In the San Francisco Bay Area, there are a couple of decent AYCE joints in the Oakland/Richmond area and a very popular ‘Palace BBQ Buffet’ on the ‘K-Town El Camino Real’ in Sunnyvale, CA, but it is hard to find one in the city of San Francisco. So what to do when you’re in the City? You should check out YakiniQ in Japantown SF.
What’s the deal with a Japanese sounding name? ‘Yakiniku’ means grilled meat in Japanese. You figure out the rest. Despite the name of the place or the location in Japantown, make no mistake, this is a Korean restaurant. At YakiniQ, they offer two AYCE menus. At $19.99 you get chadolbagi (beef brisket), LA style galbi (Korean short ribs), samgyeopsal (pork belly), dalkgalbi (spicy chicken), butter garlic chicken, daejibulgogi (spicy pork), and some beef and pork internals. Add $3 more and you get bulgogi and some more various beef and pork internals.
Then you have the add-ons, not unlike buying a car with optional equipment packages, such as kimchi jjigae, lettuce for your ssam, naengmyeon, bibim naengmyeon, etc… at very low additional charges. However, ddeokssamji (rice cake wrap skins) and gyeranjjim (steamed eggs) are free, as much as you want.
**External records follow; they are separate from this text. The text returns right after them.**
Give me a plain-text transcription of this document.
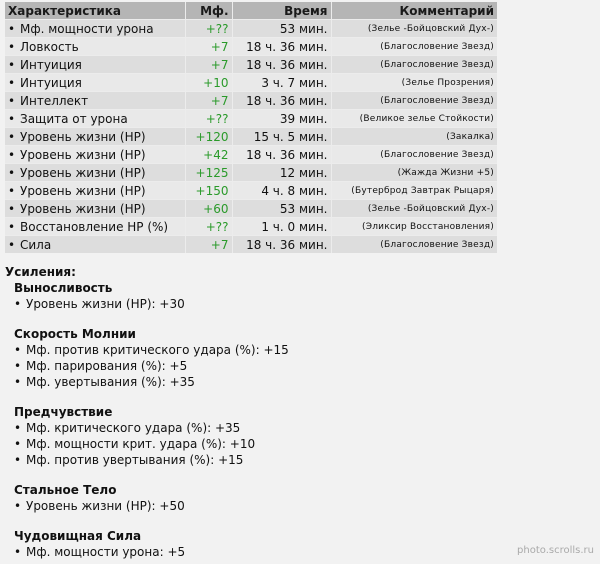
Характеристика	Мф.	Время	Комментарий
• Мф. мощности урона	+??	53 мин.	(Зелье -Бойцовский Дух-)
• Ловкость	+7	18 ч. 36 мин.	(Благословение Звезд)
• Интуиция	+7	18 ч. 36 мин.	(Благословение Звезд)
• Интуиция	+10	3 ч. 7 мин.	(Зелье Прозрения)
• Интеллект	+7	18 ч. 36 мин.	(Благословение Звезд)
• Защита от урона	+??	39 мин.	(Великое зелье Стойкости)
• Уровень жизни (HP)	+120	15 ч. 5 мин.	(Закалка)
• Уровень жизни (HP)	+42	18 ч. 36 мин.	(Благословение Звезд)
• Уровень жизни (HP)	+125	12 мин.	(Жажда Жизни +5)
• Уровень жизни (HP)	+150	4 ч. 8 мин.	(Бутерброд Завтрак Рыцаря)
• Уровень жизни (HP)	+60	53 мин.	(Зелье -Бойцовский Дух-)
• Восстановление HP (%)	+??	1 ч. 0 мин.	(Эликсир Восстановления)
• Сила	+7	18 ч. 36 мин.	(Благословение Звезд)
Усиления:
Выносливость
• Уровень жизни (HP): +30
Скорость Молнии
• Мф. против критического удара (%): +15
• Мф. парирования (%): +5
• Мф. увертывания (%): +35
Предчувствие
• Мф. критического удара (%): +35
• Мф. мощности крит. удара (%): +10
• Мф. против увертывания (%): +15
Стальное Тело
• Уровень жизни (HP): +50
Чудовищная Сила
• Мф. мощности урона: +5	photo.scrolls.ru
There were six of us in the party and we called ahead for reservation, so the seating wasn’t a problem. But you might want to get reservations on the weekends, this place does get packed.
So, how was it?
First of all, the service is top notch. There are plenty of waiters and waitresses that walk around and tend to your needs–heck, sometimes they even cook the meat for you. If they are busy, there is a convenient push button at every table side to alert them, like paging for a flight attendant in an airplane.
Call me cheap, we did the $19.99 menu. I cannot comment on the bulgogi, but the rest of the meat offerings were very good. The daejibulgogi and dalkgalbi were neither too sweet nor too spicy, the samgyeopsal had some thickness but still could have been a little thicker, in my opinion. The banchan they served was pretty average, but you’re not going there to eat banchan.
I almost forgot to mention that YakiniQ is an ‘order-as-you-go’ AYCE, not the buffet style.
To complete our experience, we ordered some saeng makgeolli and some soju. There’s just something magical about soju and makgeolli with bulgogi… ahhhhh!